A patch of Dover Road has been turned into a war zone. Across rubble-strewn ground, armoured vehicles rumble and clank.
At around 5pm, a tank of the Singapore Armed Forces (SAF) rolls over a black Chevrolet family car, pancaking it.
Director Jack Neo looks pleased. There is applause. He has spent hours setting up the car crash because there is enough time and money to do the stunt only once.
Grinning, Singapore's most commercially successful director poses for photographers in front of the flattened Chevy.
This took place on Tuesday, the first of two days of shooting on location for Ah Boys To Men 4 at the HDB blocks in Dover Road, now empty because of redevelopment.

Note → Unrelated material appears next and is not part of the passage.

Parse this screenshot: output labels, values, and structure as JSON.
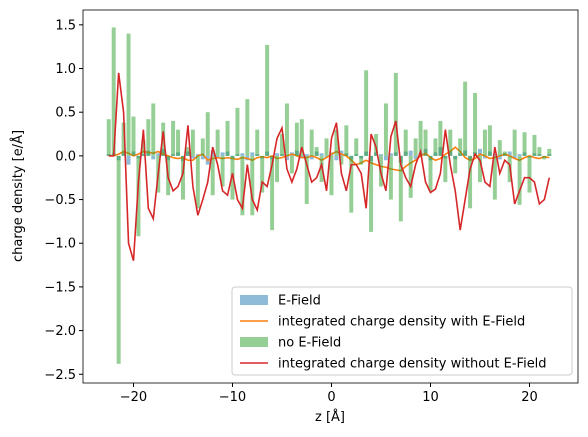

Tonnes of rubble - mostly real, with big chunks made of prop foam - have turned the area, about half a football field in size, into a hunting ground for the SAF's Leopard 2SG tanks on a search-and-destroy mission against vehicles of an unnamed invader.
Neo, 57, says that in the next instalment of his military comedy franchise, due in November this year, Singapore's reservists have been mobilised to repel an invasion force.
And unlike the first movie, where an "invasion" took place inside a video game, the conflict here takes place in the real world of the film's plot.
"There is going to be a tank battle here - you see enemy tanks coming in, then you see the Singapore tanks chasing them and attacking them."
He believes this is the first time that such an action scene of this scale has been tried here, and it will cost around $270,000 of the film's $2.7 million budget to pull off the sequence.
There are about a hundred crew members at the location, not counting the SAF personnel to drive the Leopard 2SG and Bionix II armoured fighting vehicles. The older M113 armoured fighting vehicles represent the enemy forces.
The crew have been filming since June and photography is expected to wrap next week. While past films in the popular franchise have focused on basic training, the infantry and the Naval Diving Unit, the fourth movie will put the spotlight on the SAF's armour units, as well as the role women play in the armed forces.
Much of the filming has taken place at Sungei Gedong Camp and Dover Road.
"My main concern here is safety," says Neo of the complicated set-up here on Tuesday, which will involve extras playing casualties, as well as explosions and flames.
Asked which has been harder to work with as a director - children, animals or armoured vehicles - he says that they are all equally tricky to handle.
"This morning, we had a breakdown. But what can you do? You have to work around it and carry on."